In der zweiten Geschichte haben die Mädchen nun ihre Superkräfte und müssen lernen, sie zu kontrollieren. Natürlich auf wenig ernsthafte Weise. Jede gelangt in gewisse Situationen, wo sie ihre neuen Kräfte einsetzt und macht sie sich so nach und nach zu eigen. Zentrales Thema ist allerdings Cleos Verhältnis zu Lewis, das hier eine Wende erlebt. Das geht schon in Richtung Lovestory mit allem, was dazu gehört, und dürfte den jungen Hörerinnen gefallen.

Ein neues Mädchen kommt an die Schule der drei Mädchen. Charlotte, und sie stiftet schnell Unruhe. Gesprochen wird sie von Kristina von Weltzien, die ich als Sprecherin bisher nicht kannte. Aber ich mag es, wie es ihr gelingt so sympathisch zu klingen, dass man sie sofort mag. Und das obwohl sich Charlotte an Lewis heranmacht und man sie deshalb eigentlich nicht mögen dürfte. Bei den übrigen Sprechern ist alles beim Alten, hier tanzt niemand aus der Reihe.

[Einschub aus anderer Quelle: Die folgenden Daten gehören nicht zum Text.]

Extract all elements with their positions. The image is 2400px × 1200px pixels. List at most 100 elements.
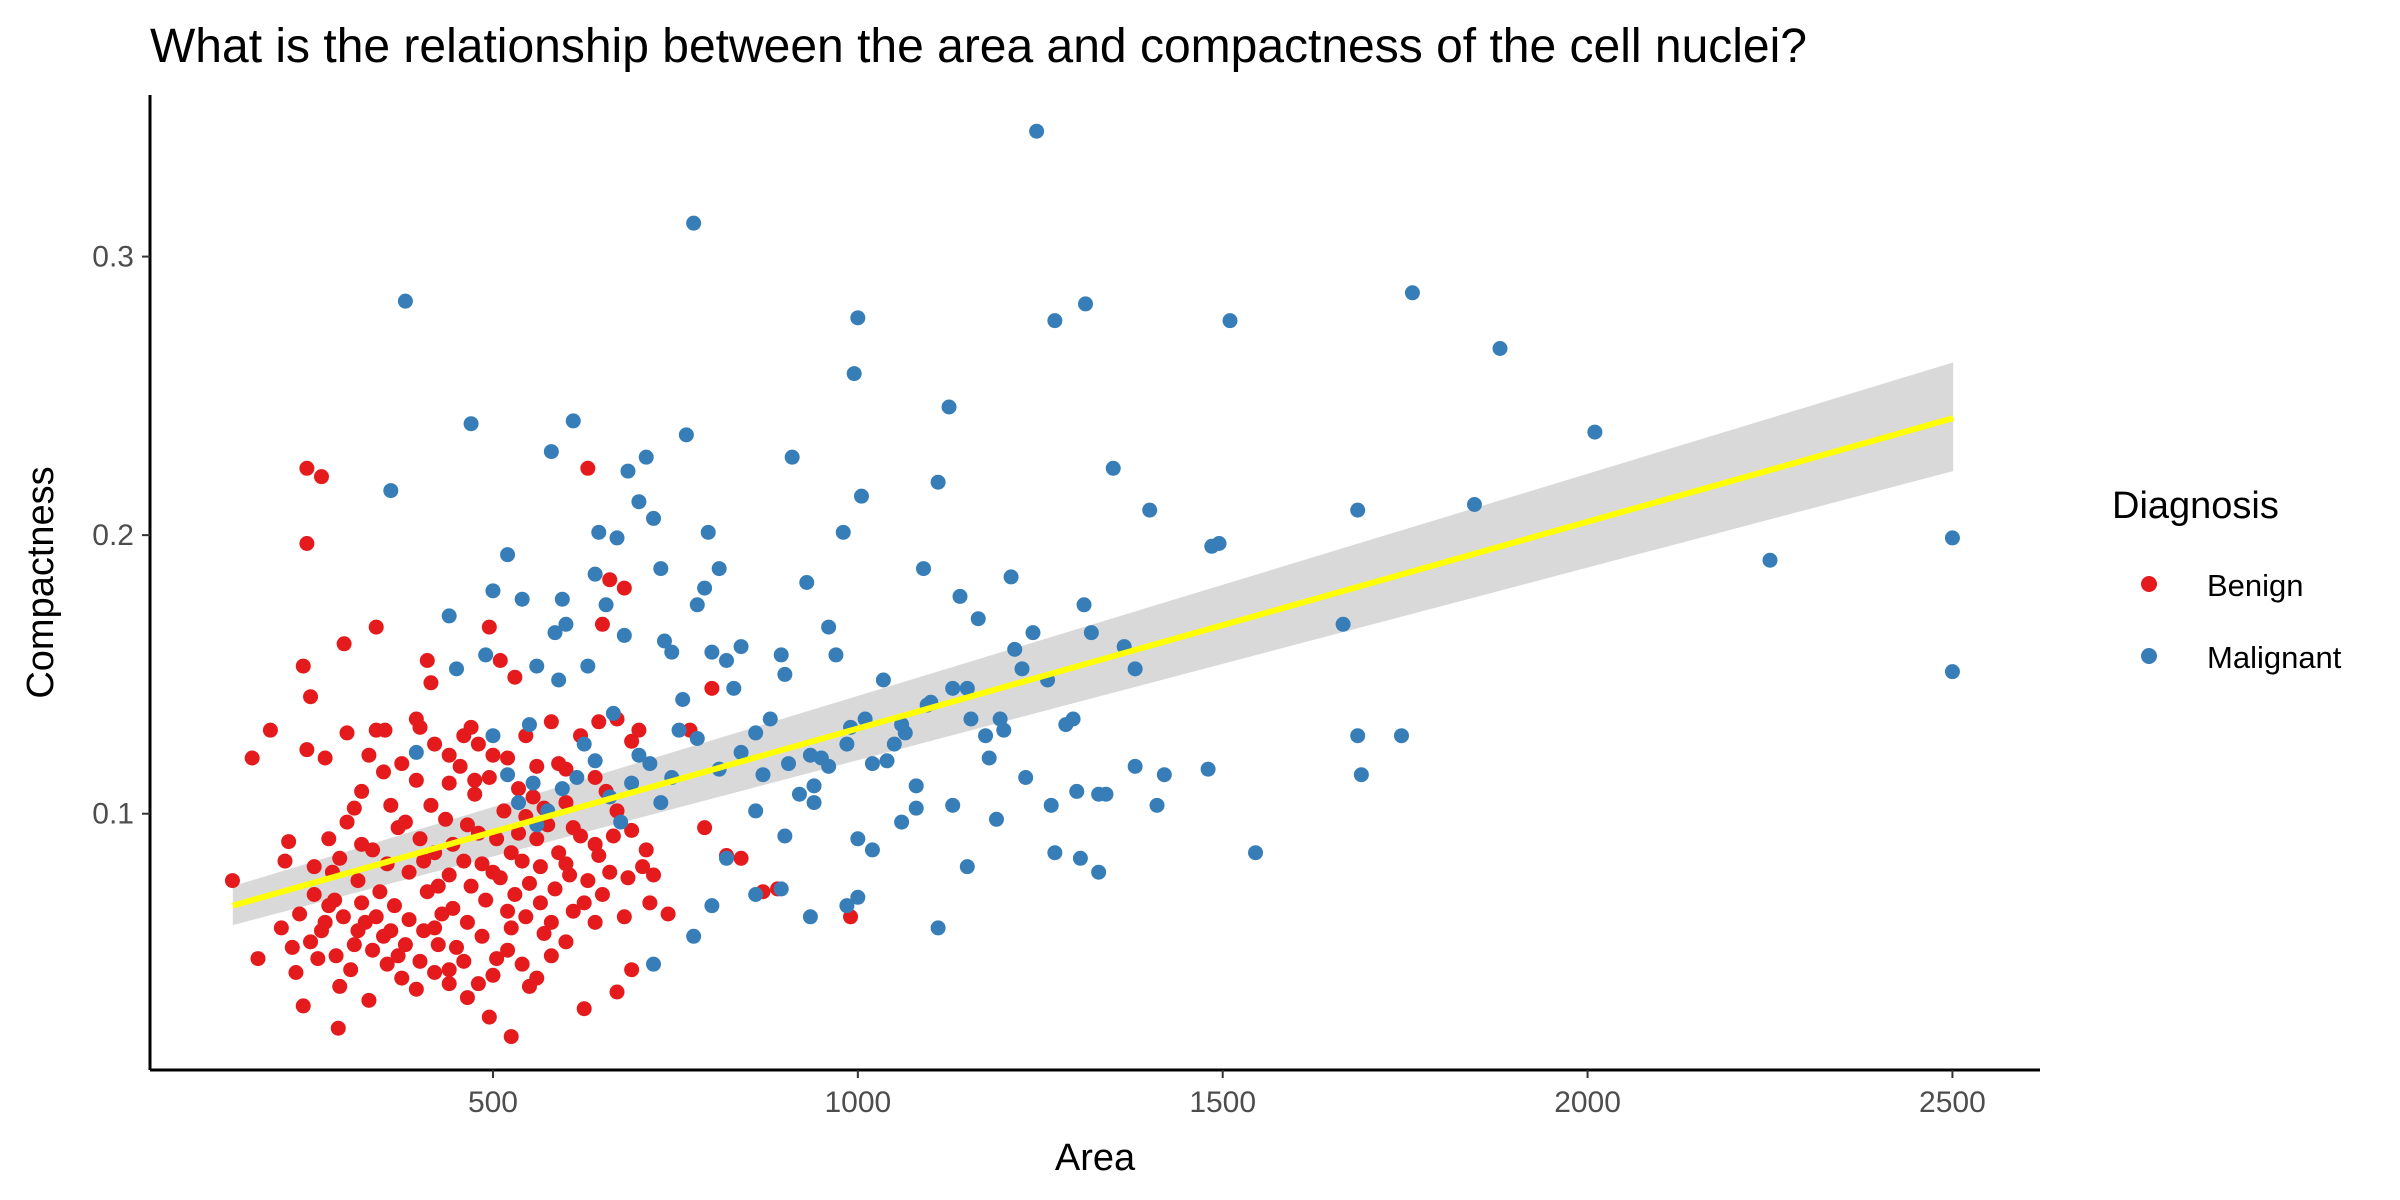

Ich würde mir wünschen, dass speziell die Szenen am und im Mondsee etwas stimmungsvoller, geheimnisvoller untermalt würden. Dazu passen die sonst fröhlichen und sommerlichen Klänge nicht so recht. Den übrigen Teilen der Geschichten stehen sie aber gut und so ist man auch bei Staffel zwei dem vertrauten Stil treu geblieben.

Zwei der Mädchen im Mondsee, den Blick leicht ängstlich zum Himmel und damit wohl zum Vollmond gewandt. Das gibt nicht viel her und könnte das Motiv so ziemlich jeder zweiten Folge sein. Dem Start der zweiten Staffel hätte man da ruhig eine interessantere Szene spendieren können.

Fazit:  Neue Kräfte für die Mädels, die erst mal gehandelt werden wollen. Außerdem ein neues Mädchen, das Cleos Konkurrenz zu werden scheint. Ansonsten bleibt alles so wie man es von Staffel eins kennt. Für Fans sicher eine schöne Sache.